At the induction retreat in Lagos for the new Resident Electoral Commissioners (RECs) Wednesday, INEC Chairman Professor Mahmood Yakubu also stated that “buildings have been destroyed and materials lost in Udenu and Igboeze North Local Areas of Enugu state, Abeokuta South Local Government of Ogun state, Ede South Local Government Area of Osun state and, most recently, in Izzi Local Government Area of Ebonyi state.”
“In the last four months, five Local Government Area offices of the Commission were attacked by yet unknown persons. Buildings have been destroyed and materials lost in Udenu and Igboeze North Local Areas of Enugu state, Abeokuta South Local Government of Ogun state, Ede South Local Government Area of Osun state and, most recently, in Izzi Local Government Area of Ebonyi state.
“In these mindless attacks, a total of 1,993 ballot boxes, 399 voting cubicles, 22 electric power generators and thousands of uncollected PVCs were, among other materials, destroyed. These attacks must stop and the perpetrators apprehended and prosecuted.”
Charges to RECs
Addressing the RECs, Yakubu said: “Our success ultimately depends on our integrity. We should remain independent and impartial. As I said on many occasions, the Commission is not a political party.
“It has no candidates in the forthcoming election. All political parties have equal standing before the commission. The choice belongs to Nigerian citizens i.e. the electorate. Our responsibility is to uphold the sanctity of the ballot-nothing more nothing less.”

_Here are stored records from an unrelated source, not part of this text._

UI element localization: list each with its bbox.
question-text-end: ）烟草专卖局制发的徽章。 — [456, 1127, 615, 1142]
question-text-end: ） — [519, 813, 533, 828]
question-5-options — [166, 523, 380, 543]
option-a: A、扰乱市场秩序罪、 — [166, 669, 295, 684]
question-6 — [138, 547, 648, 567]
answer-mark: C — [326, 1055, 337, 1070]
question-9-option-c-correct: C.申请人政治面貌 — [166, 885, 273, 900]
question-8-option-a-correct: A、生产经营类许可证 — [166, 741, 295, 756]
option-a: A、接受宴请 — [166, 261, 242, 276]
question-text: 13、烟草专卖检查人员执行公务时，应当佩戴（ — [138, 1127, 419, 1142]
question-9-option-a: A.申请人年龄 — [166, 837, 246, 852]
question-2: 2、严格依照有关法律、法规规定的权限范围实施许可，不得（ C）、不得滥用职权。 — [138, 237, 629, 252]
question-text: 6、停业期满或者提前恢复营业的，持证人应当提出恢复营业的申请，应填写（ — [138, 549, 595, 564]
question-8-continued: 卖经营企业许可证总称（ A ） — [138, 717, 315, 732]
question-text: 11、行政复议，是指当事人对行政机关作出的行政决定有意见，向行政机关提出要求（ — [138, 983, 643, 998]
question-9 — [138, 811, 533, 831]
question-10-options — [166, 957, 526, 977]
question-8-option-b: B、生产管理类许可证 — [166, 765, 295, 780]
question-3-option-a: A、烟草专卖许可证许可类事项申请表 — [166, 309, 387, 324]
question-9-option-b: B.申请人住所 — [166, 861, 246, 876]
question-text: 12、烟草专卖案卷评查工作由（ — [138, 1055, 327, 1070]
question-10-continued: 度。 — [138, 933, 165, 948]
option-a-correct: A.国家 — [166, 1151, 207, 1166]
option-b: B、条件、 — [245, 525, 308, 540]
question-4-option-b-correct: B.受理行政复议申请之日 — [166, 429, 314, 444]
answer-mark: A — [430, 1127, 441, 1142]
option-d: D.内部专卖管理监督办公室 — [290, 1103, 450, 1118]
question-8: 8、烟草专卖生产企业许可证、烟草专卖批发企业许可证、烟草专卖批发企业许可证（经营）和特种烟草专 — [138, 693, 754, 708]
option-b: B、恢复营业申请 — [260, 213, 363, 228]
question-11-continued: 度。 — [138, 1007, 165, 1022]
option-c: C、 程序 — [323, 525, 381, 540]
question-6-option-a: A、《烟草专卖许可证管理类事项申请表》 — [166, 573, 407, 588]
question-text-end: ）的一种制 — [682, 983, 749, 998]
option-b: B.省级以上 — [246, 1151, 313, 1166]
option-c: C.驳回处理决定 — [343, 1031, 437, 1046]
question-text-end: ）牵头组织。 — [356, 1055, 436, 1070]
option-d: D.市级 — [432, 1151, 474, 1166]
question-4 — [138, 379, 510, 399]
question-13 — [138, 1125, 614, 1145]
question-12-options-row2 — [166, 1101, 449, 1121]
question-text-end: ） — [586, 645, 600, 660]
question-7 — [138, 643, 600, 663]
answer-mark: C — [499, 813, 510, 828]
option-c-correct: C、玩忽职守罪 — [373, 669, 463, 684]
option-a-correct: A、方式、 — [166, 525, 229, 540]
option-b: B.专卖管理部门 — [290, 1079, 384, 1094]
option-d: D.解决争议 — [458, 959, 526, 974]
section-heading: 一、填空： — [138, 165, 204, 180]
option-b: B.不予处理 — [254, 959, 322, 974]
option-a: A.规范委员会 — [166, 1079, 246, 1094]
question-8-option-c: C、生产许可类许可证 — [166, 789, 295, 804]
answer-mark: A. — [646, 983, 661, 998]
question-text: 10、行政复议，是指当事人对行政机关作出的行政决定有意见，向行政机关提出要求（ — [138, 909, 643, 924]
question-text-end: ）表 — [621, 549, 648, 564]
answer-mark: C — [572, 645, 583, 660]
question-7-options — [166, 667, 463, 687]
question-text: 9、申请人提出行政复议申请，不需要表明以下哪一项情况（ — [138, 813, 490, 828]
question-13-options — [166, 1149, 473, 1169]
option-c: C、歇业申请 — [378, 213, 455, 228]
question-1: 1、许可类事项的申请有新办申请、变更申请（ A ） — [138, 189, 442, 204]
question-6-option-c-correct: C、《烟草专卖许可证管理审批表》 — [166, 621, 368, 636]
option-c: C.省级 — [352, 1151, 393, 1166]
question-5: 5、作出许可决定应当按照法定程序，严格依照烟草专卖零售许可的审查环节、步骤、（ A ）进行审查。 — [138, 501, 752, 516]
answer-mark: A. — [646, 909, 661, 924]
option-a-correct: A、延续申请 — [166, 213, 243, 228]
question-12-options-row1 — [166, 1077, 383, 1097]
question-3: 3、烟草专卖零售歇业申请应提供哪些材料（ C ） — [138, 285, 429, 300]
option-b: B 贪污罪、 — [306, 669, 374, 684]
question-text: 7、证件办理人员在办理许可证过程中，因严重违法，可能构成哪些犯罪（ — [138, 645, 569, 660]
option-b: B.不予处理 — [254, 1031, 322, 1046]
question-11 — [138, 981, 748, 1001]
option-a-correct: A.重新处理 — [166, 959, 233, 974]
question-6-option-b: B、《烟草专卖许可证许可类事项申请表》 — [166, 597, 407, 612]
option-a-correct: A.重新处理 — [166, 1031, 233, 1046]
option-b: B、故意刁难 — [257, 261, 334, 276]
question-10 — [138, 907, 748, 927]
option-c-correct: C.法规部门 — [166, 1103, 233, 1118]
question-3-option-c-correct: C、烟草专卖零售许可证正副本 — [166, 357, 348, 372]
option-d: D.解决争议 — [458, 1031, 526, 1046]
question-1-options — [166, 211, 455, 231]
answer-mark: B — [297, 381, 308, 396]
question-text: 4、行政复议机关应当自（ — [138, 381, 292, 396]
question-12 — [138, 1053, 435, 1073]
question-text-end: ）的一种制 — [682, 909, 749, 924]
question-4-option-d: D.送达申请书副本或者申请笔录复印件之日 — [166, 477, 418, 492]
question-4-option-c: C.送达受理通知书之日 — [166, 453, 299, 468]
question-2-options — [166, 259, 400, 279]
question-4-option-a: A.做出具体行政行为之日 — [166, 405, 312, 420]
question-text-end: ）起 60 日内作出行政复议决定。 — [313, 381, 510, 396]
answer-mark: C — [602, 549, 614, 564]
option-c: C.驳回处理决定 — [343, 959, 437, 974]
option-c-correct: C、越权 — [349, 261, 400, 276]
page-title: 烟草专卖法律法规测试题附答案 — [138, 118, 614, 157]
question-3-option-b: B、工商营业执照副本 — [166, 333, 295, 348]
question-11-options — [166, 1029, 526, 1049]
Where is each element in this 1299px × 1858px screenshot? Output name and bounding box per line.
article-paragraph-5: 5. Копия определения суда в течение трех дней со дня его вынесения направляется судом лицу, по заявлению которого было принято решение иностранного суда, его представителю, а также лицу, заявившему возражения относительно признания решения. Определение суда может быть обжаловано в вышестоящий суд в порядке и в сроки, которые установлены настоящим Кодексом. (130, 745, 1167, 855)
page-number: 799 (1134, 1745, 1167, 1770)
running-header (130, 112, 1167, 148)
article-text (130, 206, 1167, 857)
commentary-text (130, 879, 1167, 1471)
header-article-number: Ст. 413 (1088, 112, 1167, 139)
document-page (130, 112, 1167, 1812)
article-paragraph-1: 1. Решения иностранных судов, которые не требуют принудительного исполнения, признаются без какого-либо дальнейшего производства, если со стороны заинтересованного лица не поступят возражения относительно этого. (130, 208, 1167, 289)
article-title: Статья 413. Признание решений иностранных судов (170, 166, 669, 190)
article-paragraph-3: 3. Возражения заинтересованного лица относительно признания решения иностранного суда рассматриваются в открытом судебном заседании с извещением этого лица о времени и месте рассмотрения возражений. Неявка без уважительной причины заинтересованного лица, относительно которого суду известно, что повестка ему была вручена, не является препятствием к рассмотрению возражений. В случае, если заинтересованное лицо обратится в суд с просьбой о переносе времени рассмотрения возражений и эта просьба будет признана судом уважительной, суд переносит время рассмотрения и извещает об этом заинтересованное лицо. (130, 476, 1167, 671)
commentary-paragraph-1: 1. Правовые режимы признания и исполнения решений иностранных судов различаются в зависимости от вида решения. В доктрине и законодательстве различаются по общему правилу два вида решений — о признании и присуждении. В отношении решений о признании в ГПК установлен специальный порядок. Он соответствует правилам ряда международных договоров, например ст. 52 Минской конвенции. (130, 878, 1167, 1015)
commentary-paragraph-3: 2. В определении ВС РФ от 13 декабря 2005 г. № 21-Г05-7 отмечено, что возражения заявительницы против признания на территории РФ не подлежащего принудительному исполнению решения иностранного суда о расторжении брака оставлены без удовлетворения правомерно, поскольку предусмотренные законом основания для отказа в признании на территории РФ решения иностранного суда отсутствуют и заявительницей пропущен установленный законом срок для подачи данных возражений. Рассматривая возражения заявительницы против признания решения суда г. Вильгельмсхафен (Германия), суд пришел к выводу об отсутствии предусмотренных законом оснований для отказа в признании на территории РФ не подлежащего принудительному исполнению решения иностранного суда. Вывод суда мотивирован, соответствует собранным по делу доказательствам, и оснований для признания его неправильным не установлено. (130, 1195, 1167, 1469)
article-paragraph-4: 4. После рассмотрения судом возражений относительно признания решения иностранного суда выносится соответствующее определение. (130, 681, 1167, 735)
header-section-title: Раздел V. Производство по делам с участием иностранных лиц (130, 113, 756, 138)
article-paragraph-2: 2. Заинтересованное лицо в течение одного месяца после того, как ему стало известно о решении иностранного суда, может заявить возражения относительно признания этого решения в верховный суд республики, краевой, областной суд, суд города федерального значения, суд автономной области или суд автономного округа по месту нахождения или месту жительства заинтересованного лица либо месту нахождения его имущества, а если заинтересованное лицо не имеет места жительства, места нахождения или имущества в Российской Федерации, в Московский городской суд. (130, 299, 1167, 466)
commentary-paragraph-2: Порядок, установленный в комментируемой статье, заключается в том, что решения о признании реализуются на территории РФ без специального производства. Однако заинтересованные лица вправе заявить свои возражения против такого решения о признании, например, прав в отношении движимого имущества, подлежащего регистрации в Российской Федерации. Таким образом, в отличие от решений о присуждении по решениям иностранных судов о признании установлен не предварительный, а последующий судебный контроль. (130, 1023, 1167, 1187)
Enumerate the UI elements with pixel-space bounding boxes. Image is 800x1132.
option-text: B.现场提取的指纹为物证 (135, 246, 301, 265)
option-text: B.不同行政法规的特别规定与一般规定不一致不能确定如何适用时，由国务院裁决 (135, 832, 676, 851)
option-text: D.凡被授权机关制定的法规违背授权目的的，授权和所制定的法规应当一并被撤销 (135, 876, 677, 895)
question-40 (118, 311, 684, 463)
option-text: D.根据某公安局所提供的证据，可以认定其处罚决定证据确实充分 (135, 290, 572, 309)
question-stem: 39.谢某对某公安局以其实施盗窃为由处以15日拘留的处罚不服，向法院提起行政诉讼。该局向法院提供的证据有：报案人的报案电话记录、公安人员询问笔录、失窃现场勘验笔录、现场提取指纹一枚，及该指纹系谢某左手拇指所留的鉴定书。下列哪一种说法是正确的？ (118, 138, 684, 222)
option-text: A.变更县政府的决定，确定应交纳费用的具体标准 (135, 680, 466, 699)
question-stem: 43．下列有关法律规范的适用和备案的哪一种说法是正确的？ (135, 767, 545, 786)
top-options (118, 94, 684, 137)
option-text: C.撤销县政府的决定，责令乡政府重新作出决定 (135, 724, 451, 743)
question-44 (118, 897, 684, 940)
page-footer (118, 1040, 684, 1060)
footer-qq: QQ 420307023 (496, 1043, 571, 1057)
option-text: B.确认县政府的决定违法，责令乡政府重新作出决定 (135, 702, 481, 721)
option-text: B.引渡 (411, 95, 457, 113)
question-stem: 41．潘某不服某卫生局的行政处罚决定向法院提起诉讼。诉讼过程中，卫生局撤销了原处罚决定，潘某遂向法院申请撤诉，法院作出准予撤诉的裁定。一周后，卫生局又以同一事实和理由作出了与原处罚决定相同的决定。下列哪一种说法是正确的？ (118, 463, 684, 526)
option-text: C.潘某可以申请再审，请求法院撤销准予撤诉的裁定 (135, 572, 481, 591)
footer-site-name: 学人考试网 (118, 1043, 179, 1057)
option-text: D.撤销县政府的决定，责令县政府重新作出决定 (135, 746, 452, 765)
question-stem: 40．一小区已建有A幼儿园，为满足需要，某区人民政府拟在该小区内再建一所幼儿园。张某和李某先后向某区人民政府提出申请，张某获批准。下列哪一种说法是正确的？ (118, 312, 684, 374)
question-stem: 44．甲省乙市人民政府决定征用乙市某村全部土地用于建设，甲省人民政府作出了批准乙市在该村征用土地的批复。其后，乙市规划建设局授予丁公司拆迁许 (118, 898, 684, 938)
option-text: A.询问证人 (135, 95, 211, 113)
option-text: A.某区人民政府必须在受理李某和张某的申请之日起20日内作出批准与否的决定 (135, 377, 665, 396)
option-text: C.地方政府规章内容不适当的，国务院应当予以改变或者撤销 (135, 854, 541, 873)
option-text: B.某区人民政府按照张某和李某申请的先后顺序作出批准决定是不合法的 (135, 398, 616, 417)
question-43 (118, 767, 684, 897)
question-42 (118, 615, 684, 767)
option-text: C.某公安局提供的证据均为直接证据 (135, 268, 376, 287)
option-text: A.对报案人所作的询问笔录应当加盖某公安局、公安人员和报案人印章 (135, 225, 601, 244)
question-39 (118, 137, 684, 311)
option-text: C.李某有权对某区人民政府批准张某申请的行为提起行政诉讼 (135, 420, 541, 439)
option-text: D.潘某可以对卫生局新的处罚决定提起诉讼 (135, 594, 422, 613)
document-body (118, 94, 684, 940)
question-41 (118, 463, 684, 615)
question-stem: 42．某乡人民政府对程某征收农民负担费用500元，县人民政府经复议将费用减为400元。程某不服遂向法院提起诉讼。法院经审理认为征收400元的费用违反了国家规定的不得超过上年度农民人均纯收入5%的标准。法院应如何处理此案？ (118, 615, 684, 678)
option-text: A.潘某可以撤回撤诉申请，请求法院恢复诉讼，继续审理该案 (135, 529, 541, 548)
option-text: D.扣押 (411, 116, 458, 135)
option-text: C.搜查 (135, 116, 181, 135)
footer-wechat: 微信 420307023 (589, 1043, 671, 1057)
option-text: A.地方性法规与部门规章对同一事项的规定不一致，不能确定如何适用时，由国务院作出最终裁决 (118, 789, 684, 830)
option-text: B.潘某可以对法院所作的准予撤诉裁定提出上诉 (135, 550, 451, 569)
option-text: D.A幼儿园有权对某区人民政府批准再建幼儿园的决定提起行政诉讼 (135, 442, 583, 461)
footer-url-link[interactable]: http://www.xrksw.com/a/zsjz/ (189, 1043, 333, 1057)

‘No voter card, no voting’
The INEC boss corrected the erroneous impression that voters could vote in the coming election without voters’ card.
“First, is the misleading statement shared online that voters can vote on election day without the voter’s card. This is absolutely incorrect. For any person to vote in any election organised by the commission, he/she must be a registered voter issued with a PVC. The commission has consistently maintained the policy of “no PVC, no voting.
“Nothing has changed. It is a legal requirement and doing otherwise will be a violation of the law. I appeal to Nigerians to ignore any suggestion to the contrary. For the avoidance of doubt, Section 47(1) of the Electoral Act 2022 provides that “a person intending to vote in an election shall present himself with his voter’s card to a Presiding Officer for accreditation at the Polling Unit in the constituency in which his name is registered.
“Therefore, the position of the law is clear. The PVC remains a mandatory requirement for voting during elections.”
‘We will recover from loss’
He reassured Nigerians that the commission would recover from these attacks while the lost materials would be replaced, adding however that “there is a limit to our ability to keep replacing wantonly destroyed materials with just 86 days to the general election.
“The security agencies, traditional and community leaders and all well-meaning Nigerians should continue to support the commission to stop the attacks. But the ultimate solution is arrest and prosecution so that vandals and arsonists do not feel that bad behaviour is an acceptable conduct in our country.”
Reps raise concern
Similarly, the House of Representatives also condemned the recurring attacks on INEC facilities and other federal government buildings across the country.
To this end, the House set up an Ad-hoc committee, under the leadership of Hon. Oluga Taiwo, to investigate the remote and immediate causes of the incessant inferno in INEC offices in different parts of the country, with a mandate to report its findings back within three weeks.
It also urged politicians to uphold and respect various peace accords signed by political parties and their candidates across the country, urging the police to enforce same, as well as avoid being partisan in the provision of security for politicians.
The resolutions were sequel to a motion sponsored Wednesday by Hon. Olarewaju Ibrahim Kunle, who said the frequent systemic arson and attacks on the personnel, offices and facilities of INEC were targeted at crippling the commission and scuttling the 2023 general elections.
According to the lawmaker, between February 2019 and May 2021, the Socio-Economic Rights and Accountability Project (SERAP) reported at least 41 arsons on INEC facilities in 14 states.
“On 10 November 2022 the INEC office in Abeokuta South Local Government Area of Ogun State, was set ablaze by hoodlums with not less than 65000 uncollected PVCs razed down by the fire.
“In 2019, a single PVC was estimated to cost about N170, 000. 00 which may cost more for the commission to produce, alongside the main building, movable assets and facilities such as 904 ballot boxes, 29 voting cubicles, 30 megaphones, 57 election bags, 8 electric power generators and 65,699 uncollected PVCs which were reportedly destroyed by unidentified persons at the Abeokuta South Local Government Office,” he said.
He expressed worry that on the same day, arsonists and thugs set ablaze the INEC building at Oke Iresi, Ede South Local Government of Osun state, stressing that if these systematically orchestrated attacks on personnel and facilities of INEC were not checked, the actions could disrupt the 2023 general elections.